Interestingly, at the CCA’s 2018 semi-annual meeting, the environment committee had guest speaker Tim Hardman, beef director, sustainable food, World Wildlife Fund U.S., speak on how cattle can contribute to biodiversity. Hardman’s presentation explained the importance of balance in an ecosystem and how some ecosystems, and the species within them, depend on grazers to properly manage the land for that balanced target. When this is done well, it can lead to great results, for the producer, the wildlife and the entire system.
Cattle producers understand the crucial role grazing cattle play in the health and biodiversity of grasslands. Conservationists know it too, and that in the Great Plains region the grazing livestock industry offers conservation groups the greatest gains from a strategic alliance with the industry, Sopuck noted. He stressed the importance of the conservation community in speaking up and publicly supporting grazing cattle on grasslands and the beef industry as a whole; and that support must come unconditionally and not just when cattle producers are in the room.

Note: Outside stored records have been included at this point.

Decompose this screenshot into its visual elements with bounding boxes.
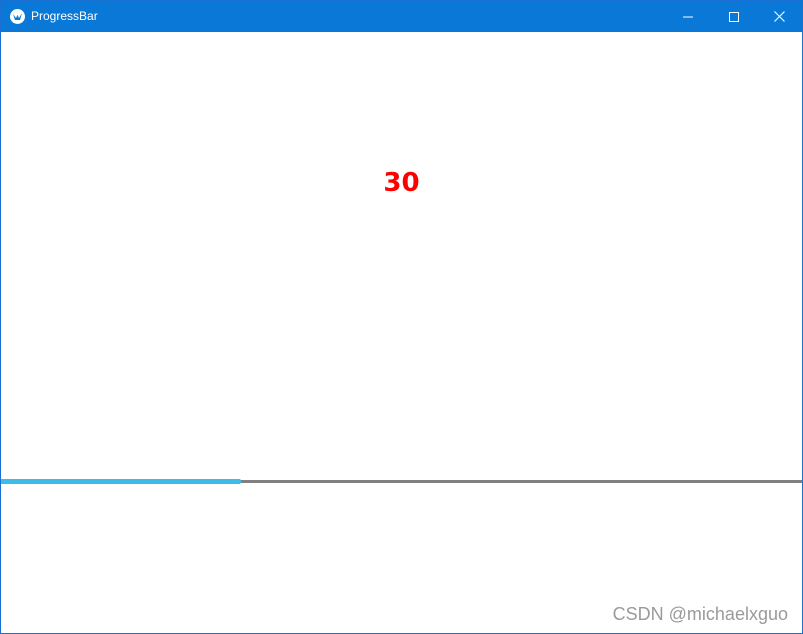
watermark-text: CSDN @michaelxguo — [612, 604, 788, 624]
maximize-button[interactable] — [711, 1, 757, 32]
minimize-button[interactable] — [665, 1, 711, 32]
minimize-icon — [683, 7, 693, 26]
content-area: 30 CSDN @michaelxguo — [1, 32, 802, 633]
progress-bar-fill — [1, 479, 242, 484]
window-title: ProgressBar — [31, 9, 98, 23]
kivy-logo-icon — [10, 9, 25, 24]
close-icon — [773, 7, 785, 26]
close-button[interactable] — [756, 1, 802, 32]
progress-bar — [1, 479, 802, 484]
maximize-icon — [729, 7, 739, 26]
progress-value-label: 30 — [383, 168, 420, 198]
app-window: ProgressBar 30 CSDN @michaelxguo — [0, 0, 803, 634]
title-bar[interactable]: ProgressBar — [1, 1, 802, 32]
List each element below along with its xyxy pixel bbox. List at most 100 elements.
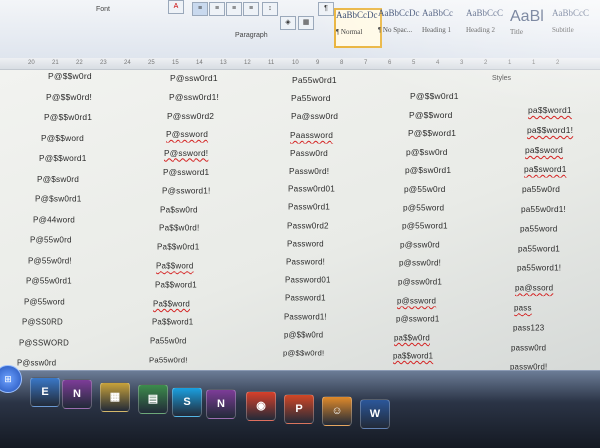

“Tell it from the perspective of conservation using your words. Support the social acceptance of beef cattle with independent communications and marketing noting the conservation benefits of cattle on grasslands,” he added.
Sopuck figures the conservation community can help develop cattle-friendly policy and advocate that eating meat is okay, beef is healthy and if it’s cow-calf on grasslands, also bird friendly and an enviro-choice product. His concluding call-out to the conservationists in the room proved poignant: “Let’s start by understanding who our friends are and act in ways that mean something to [producers]. And say it to your conservation colleagues, to your vegetarian friends and to consumers out there,” he said.
Christian Artuso with Bird Studies Canada echoed Sopuck’s comments in his presentation titled Conservation Grazing – The Last Hope for Grassland Species At Risk. “We need recognition at the conservation level on the prairies the critical role cattle play in the biodiversity of this region,” he said “And recognize the need to publicize this.”
The 2016 State of North America’s Birds report recognizes livestock grazing on well-managed grasslands as crucial to the protection of bird habitat. The report suggests that grassland policies in North America need support and strengthening in order to ensure producers can continue to practice sustainable livestock grazing and protect important breeding bird habitat. The 2016 report from the North American Bird Conservation Initiative – Canada (NABCI) found that grasslands in North America are under pressure from cropland expansion and residential development, activities which threaten both bird habitat and the ranches that maintain these important grasslands for cattle. The findings echo that of the 2012 State of Canada’s Birds report, which recognized cattle grazing as a positive practice that can help to preserve habitat for birds. The 2012 report also let Canadians know that their lifestyle choices can help grassland birds: “Including bison, beef and other range-fed meat in your diet encourages the retention of pasture land,” the 2012 Canadian report said.